Stripe, for its part, is not standing still. Radar has received consistent updates, and Stripe continues to expand its fraud-adjacent features. But Stripe’s core incentive is to keep merchants processing on Stripe – fraud detection is a retention tool, not a standalone product line. That difference in business model shapes everything from pricing to feature prioritization, and it gives Sardine a genuine strategic opening rather than just a tactical one.
The Limits of Sardine’s Challenge
Sardine’s advantages come with real constraints. Stripe’s distribution is enormous, and for the majority of businesses – online retailers, SaaS companies, straightforward e-commerce – Radar is good enough and the switching cost is near zero since it’s already built into their payment flow. Sardine has to work harder to reach those customers, and in many cases, it probably shouldn’t bother trying. The wedge is in specialized, high-risk, and heavily regulated categories, not the mainstream merchant market.

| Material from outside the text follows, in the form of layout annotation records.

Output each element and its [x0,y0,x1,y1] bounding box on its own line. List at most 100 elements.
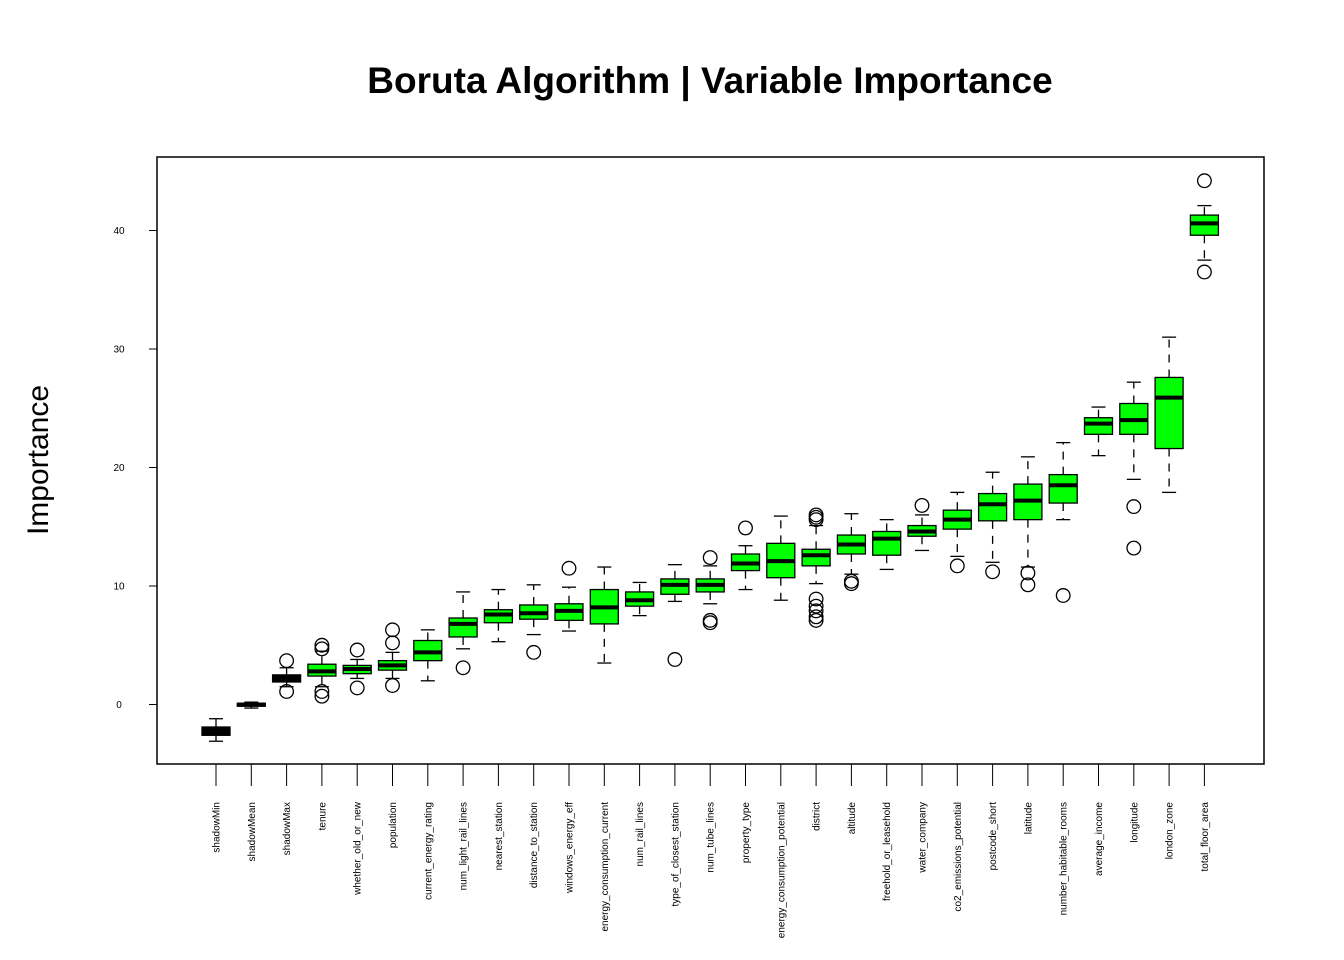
box-property-type [730,520,761,591]
outlier-point [985,564,1001,580]
box-energy-consumption-potential [766,515,796,601]
x-tick-label: type_of_closest_station [670,802,681,907]
box-shadowMax [271,653,302,699]
x-tick-label: num_tube_lines [706,802,717,873]
outlier-point [314,637,330,653]
x-tick-label: number_habitable_rooms [1059,802,1070,915]
x-tick-label: tenure [317,802,328,831]
x-tick-label: london_zone [1165,802,1176,860]
iqr-box [977,492,1008,522]
x-tick-label: whether_old_or_new [353,801,364,896]
box-number-habitable-rooms [1048,441,1078,603]
box-district [801,507,831,628]
y-tick-label: 20 [113,463,125,474]
x-tick-label: average_income [1094,802,1105,876]
y-tick-label: 0 [116,700,122,711]
x-tick-label: distance_to_station [529,802,540,888]
chart-title: Boruta Algorithm | Variable Importance [367,60,1052,102]
outlier-point [561,560,577,576]
outlier-point [702,550,718,566]
outlier-point [738,520,753,536]
box-population [377,622,408,693]
x-tick-label: co2_emissions_potential [953,802,964,912]
box-water-company [907,497,937,552]
outlier-point [1196,173,1212,189]
outlier-point [949,558,965,574]
outlier-point [1126,499,1142,515]
y-tick-label: 40 [113,226,125,237]
x-tick-label: freehold_or_leasehold [882,802,893,901]
x-tick-label: postcode_short [988,802,999,871]
outlier-point [1020,577,1036,593]
outlier-point [1126,540,1142,556]
box-altitude [836,513,867,592]
x-tick-label: shadowMax [282,802,293,855]
outlier-point [314,684,330,699]
box-shadowMin [201,718,231,742]
outlier-point [808,603,824,619]
outlier-point [1055,588,1071,603]
box-latitude [1013,456,1043,593]
outlier-point [1196,264,1212,280]
outlier-point [914,497,930,513]
x-axis: shadowMin shadowMean shadowMax tenure whethe… [212,764,1211,938]
box-num-tube-lines [695,550,725,631]
x-tick-label: num_light_rail_lines [459,802,470,890]
box-longitude [1119,381,1149,556]
iqr-box [1048,473,1078,504]
iqr-box [801,548,831,567]
x-tick-label: total_floor_area [1200,802,1211,872]
box-whether-old-or-new [342,642,372,696]
x-tick-label: water_company [918,802,929,874]
outlier-point [314,641,330,657]
box-shadowMean [236,701,266,709]
box-num-light-rail-lines [448,591,478,676]
outlier-point [455,660,471,676]
box-london-zone [1154,336,1184,494]
box-tenure [307,637,337,704]
x-tick-label: shadowMin [212,802,223,853]
outlier-point [526,644,542,660]
iqr-box [448,617,478,638]
x-tick-label: shadowMean [247,802,258,861]
y-tick-label: 30 [113,345,125,356]
iqr-box [1083,417,1114,435]
box-nearest-station [483,588,514,643]
x-tick-label: population [388,802,399,848]
outlier-point [667,652,683,667]
box-average-income [1083,406,1114,457]
boxes-layer [201,173,1220,742]
outlier-point [385,622,400,638]
outlier-point [808,512,824,528]
y-axis: 0 10 20 30 40 [113,226,157,711]
box-co2-emissions-potential [942,491,972,574]
x-tick-label: latitude [1023,802,1034,835]
x-tick-label: altitude [847,802,858,835]
x-tick-label: windows_energy_eff [565,802,576,894]
x-tick-label: energy_consumption_potential [776,802,787,938]
outlier-point [385,635,400,651]
outlier-point [349,680,365,696]
outlier-point [385,678,400,693]
outlier-point [314,688,330,704]
box-freehold-or-leasehold [872,518,902,571]
x-tick-label: current_energy_rating [423,802,434,900]
box-energy-consumption-current [589,566,619,664]
x-tick-label: nearest_station [494,802,505,870]
x-tick-label: property_type [741,802,752,864]
y-axis-label: Importance [22,385,55,535]
box-total-floor-area [1189,173,1220,280]
x-tick-label: longitude [1129,802,1140,843]
box-postcode-short [977,471,1008,580]
outlier-point [843,576,859,592]
x-tick-label: num_rail_lines [635,802,646,866]
x-tick-label: energy_consumption_current [600,802,611,932]
box-windows-energy-eff [554,560,584,632]
outlier-point [279,653,295,669]
box-distance-to-station [519,584,549,660]
outlier-point [349,642,365,658]
outlier-point [808,612,824,628]
box-type-of-closest-station [660,564,690,667]
outlier-point [702,615,718,631]
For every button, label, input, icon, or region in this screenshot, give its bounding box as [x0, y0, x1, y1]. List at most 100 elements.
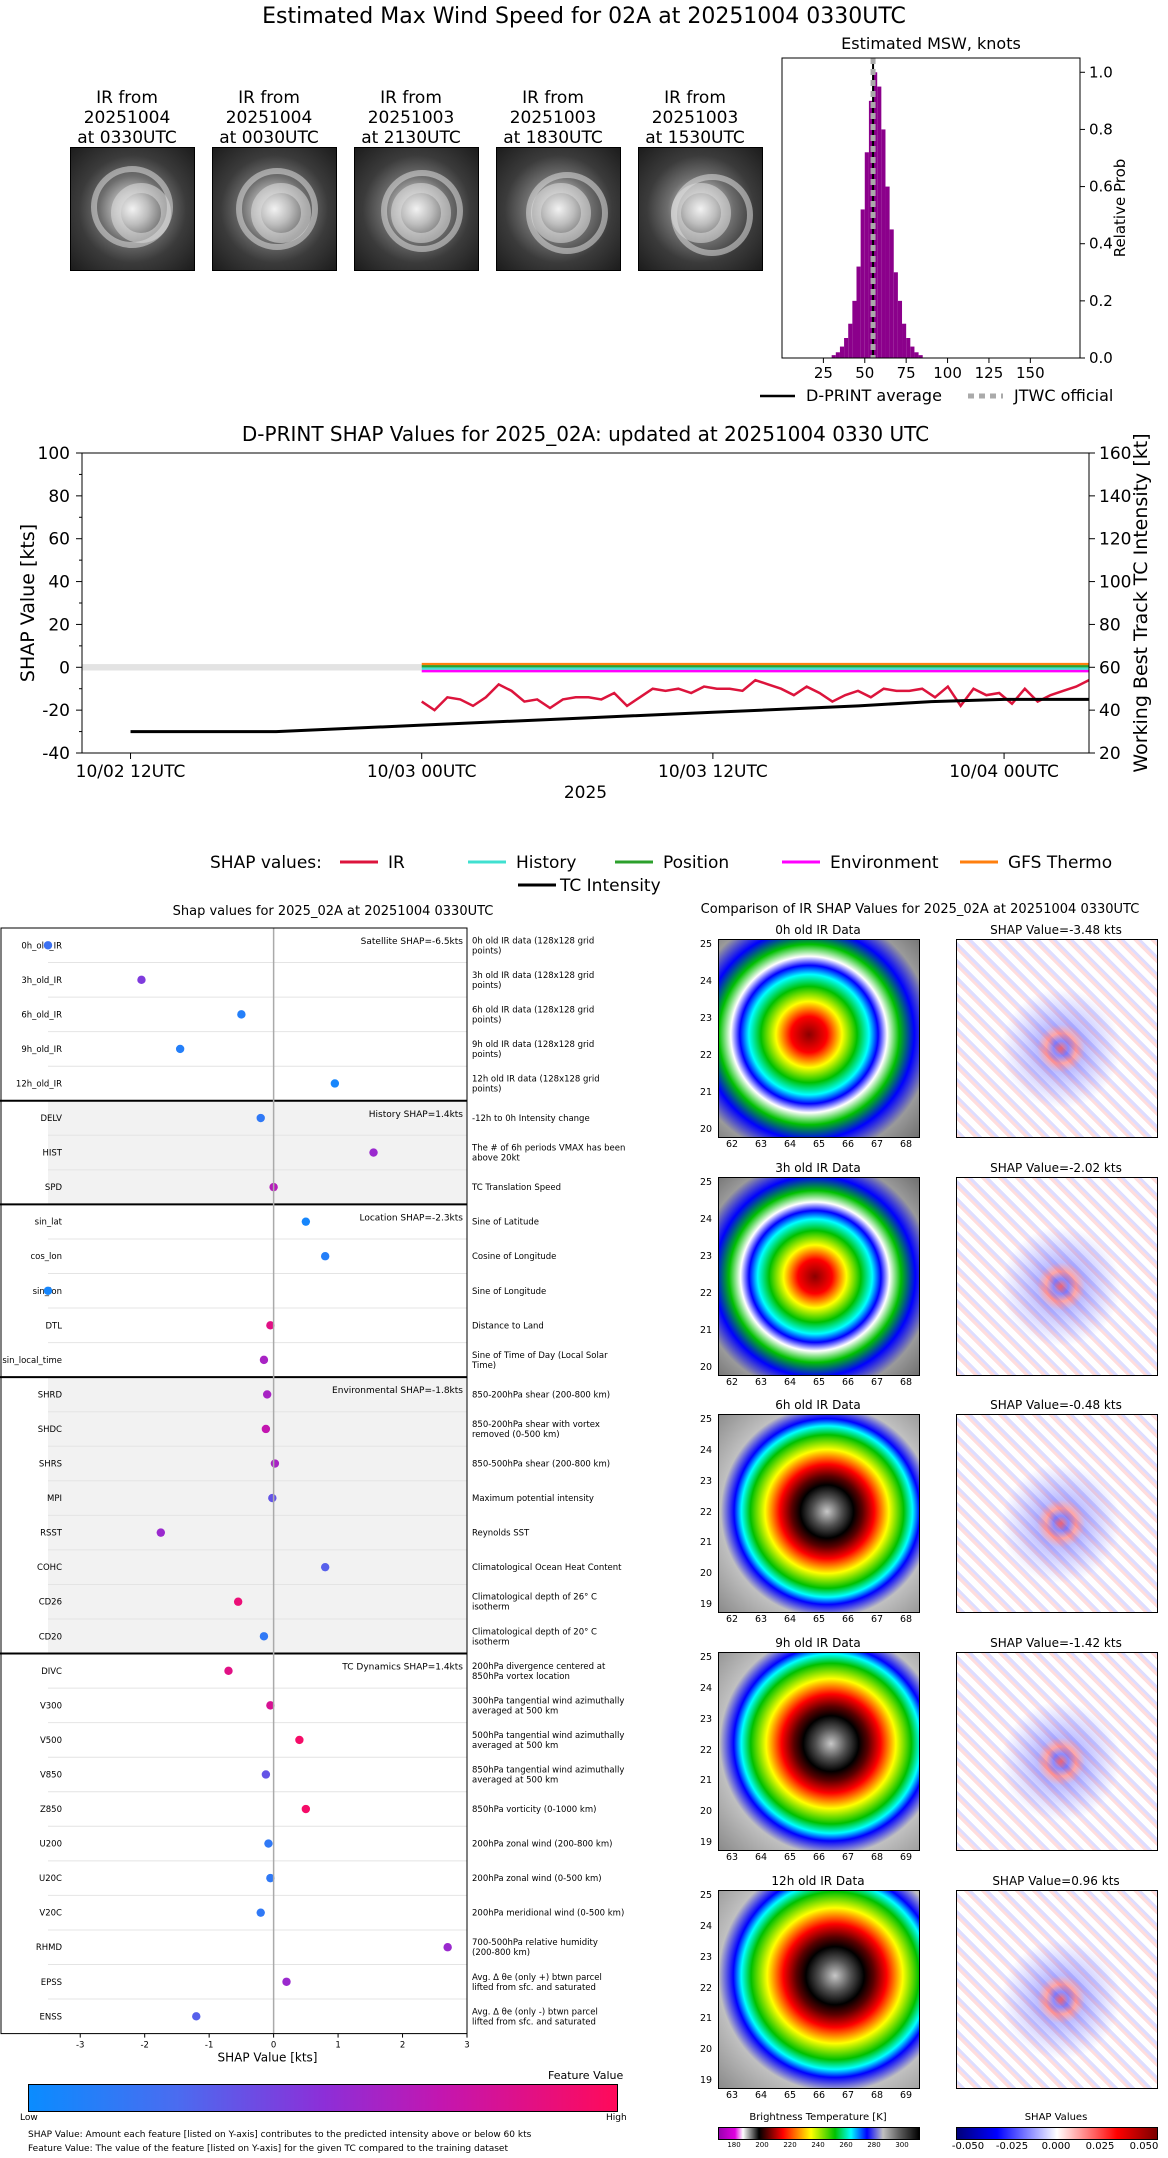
feature-point	[224, 1666, 233, 1676]
thumbnail-swirl	[381, 170, 463, 252]
ir-ytick-label: 19	[700, 1837, 713, 1848]
feature-desc: Time)	[471, 1361, 496, 1371]
histogram-bar	[902, 323, 907, 358]
scatter-xtick-label: 2	[400, 2041, 405, 2051]
feature-point	[320, 1252, 330, 1261]
feature-desc: averaged at 500 km	[472, 1775, 558, 1785]
ir-xtick-label: 68	[899, 1139, 913, 1150]
brightness-tick-label: 180	[727, 2141, 741, 2149]
feature-name: V20C	[39, 1909, 62, 1919]
ir-ytick-label: 20	[700, 2044, 713, 2056]
feature-point	[175, 1044, 185, 1054]
histogram-bar	[914, 352, 919, 358]
histogram-bar	[860, 209, 865, 358]
feature-desc: 300hPa tangential wind azimuthally	[472, 1696, 624, 1706]
brightness-tick-label: 240	[811, 2141, 825, 2149]
thumbnail-swirl	[671, 183, 731, 243]
shap-panel-title: SHAP Value=0.96 kts	[992, 1874, 1120, 1888]
feature-name: SHDC	[38, 1425, 62, 1435]
thumbnail-swirl	[531, 183, 591, 243]
timeseries-xtick-label: 10/04 00UTC	[949, 762, 1059, 782]
feature-name: RHMD	[36, 1943, 63, 1953]
feature-desc: isotherm	[472, 1637, 510, 1647]
feature-desc: points)	[472, 981, 501, 991]
ir-ytick-label: 22	[700, 1050, 713, 1061]
shap-colorbar-tick-label: 0.050	[1129, 2141, 1159, 2152]
group-label: TC Dynamics SHAP=1.4kts	[341, 1663, 463, 1673]
legend-gfs-label: GFS Thermo	[1008, 853, 1112, 873]
ir-ytick-label: 20	[700, 1568, 713, 1580]
shap-colorbar-label: SHAP Values	[1024, 2112, 1088, 2123]
feature-desc: points)	[472, 1084, 501, 1094]
feature-name: ENSS	[39, 2012, 62, 2022]
feature-desc: The # of 6h periods VMAX has been	[471, 1144, 625, 1154]
thumbnail-caption-line: 20251003	[509, 108, 597, 128]
feature-desc: removed (0-500 km)	[472, 1430, 560, 1440]
scatter-xtick-label: -3	[76, 2041, 84, 2051]
timeseries-y2tick-label: 20	[1099, 744, 1121, 764]
ir-ytick-label: 21	[700, 1325, 713, 1336]
feature-desc: 12h old IR data (128x128 grid	[472, 1074, 600, 1084]
histogram-xtick-label: 125	[975, 364, 1004, 382]
feature-name: RSST	[40, 1529, 63, 1539]
timeseries-ytick-label: 80	[48, 487, 70, 507]
feature-name: EPSS	[41, 1978, 62, 1988]
ir-ytick-label: 23	[700, 1013, 713, 1024]
ir-xtick-label: 67	[870, 1139, 884, 1150]
ir-ytick-label: 22	[700, 1506, 713, 1518]
histogram-bar	[844, 338, 849, 358]
feature-desc: -12h to 0h Intensity change	[472, 1114, 590, 1124]
histogram-bar	[893, 272, 898, 358]
feature-name: 9h_old_IR	[21, 1045, 62, 1055]
feature-point	[266, 1321, 275, 1330]
feature-desc: points)	[472, 1015, 501, 1025]
feature-desc: isotherm	[472, 1603, 510, 1613]
feature-desc: points)	[472, 946, 501, 956]
ir-xtick-label: 67	[841, 2090, 855, 2101]
ir-heatmap	[718, 1414, 920, 1613]
feature-desc: Avg. Δ θe (only -) btwn parcel	[472, 2007, 598, 2017]
histogram-bar	[881, 129, 886, 358]
brightness-colorbar	[718, 2127, 920, 2140]
ir-thumbnail	[212, 147, 337, 271]
histogram-ylabel: Relative Prob	[1111, 159, 1129, 258]
thumbnail-caption-line: 20251004	[225, 108, 313, 128]
ir-xtick-label: 64	[754, 2090, 768, 2101]
ir-xtick-label: 62	[725, 1139, 739, 1150]
histogram-xtick-label: 25	[814, 364, 833, 382]
ir-xtick-label: 68	[870, 1852, 884, 1863]
ir-ytick-label: 22	[700, 1744, 713, 1756]
feature-desc: Sine of Longitude	[472, 1287, 546, 1297]
footnote-feature: Feature Value: The value of the feature …	[28, 2144, 509, 2154]
feature-desc: 850hPa tangential wind azimuthally	[472, 1765, 624, 1775]
msw-histogram: Estimated MSW, knots 25 50 75 100 125 150 0.0 0.…	[760, 34, 1129, 405]
timeseries-y2tick-label: 160	[1099, 444, 1131, 464]
ir-comparison-title: Comparison of IR SHAP Values for 2025_02…	[700, 902, 1140, 917]
thumbnail-swirl	[391, 183, 451, 243]
footnote-shap: SHAP Value: Amount each feature [listed …	[28, 2130, 532, 2140]
ir-shap-line	[421, 678, 1090, 712]
feature-desc: 500hPa tangential wind azimuthally	[472, 1731, 624, 1741]
histogram-bar	[918, 355, 923, 358]
ir-ytick-label: 21	[700, 2013, 713, 2025]
ir-ytick-label: 24	[700, 1920, 713, 1932]
feature-desc: 0h old IR data (128x128 grid	[472, 936, 594, 946]
feature-point	[262, 1390, 272, 1399]
ir-ytick-label: 23	[700, 1251, 713, 1262]
ir-xtick-label: 63	[754, 1377, 768, 1388]
feature-point	[443, 1943, 452, 1952]
histogram-bar	[885, 186, 890, 358]
histogram-bar	[910, 346, 915, 358]
shap-panel-title: SHAP Value=-2.02 kts	[990, 1161, 1122, 1175]
histogram-xtick-label: 50	[855, 364, 874, 382]
scatter-title: Shap values for 2025_02A at 20251004 033…	[173, 904, 494, 919]
shap-heatmap	[956, 1414, 1158, 1613]
ir-xtick-label: 68	[870, 2090, 884, 2101]
feature-point	[43, 941, 53, 950]
ir-xtick-label: 62	[725, 1614, 739, 1625]
thumbnail-caption-line: at 1530UTC	[645, 128, 745, 148]
timeseries-title: D-PRINT SHAP Values for 2025_02A: update…	[242, 422, 929, 446]
feature-point	[301, 1217, 311, 1226]
ir-ytick-label: 20	[700, 1124, 713, 1135]
ir-ytick-label: 20	[700, 1362, 713, 1373]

The more interesting question is what happens as Sardine’s customer base grows and its behavioral data set deepens. Fraud detection models improve with volume and diversity of signals. Stripe’s advantage has always been the scale of its network – it sees billions of transactions and can detect fraud patterns across its entire merchant base. If Sardine can accumulate enough cross-client behavioral data to build comparable network effects, the gap closes. But it needs more runway, more customers, and a few high-profile case studies before that network argument becomes credible against Stripe’s actual numbers.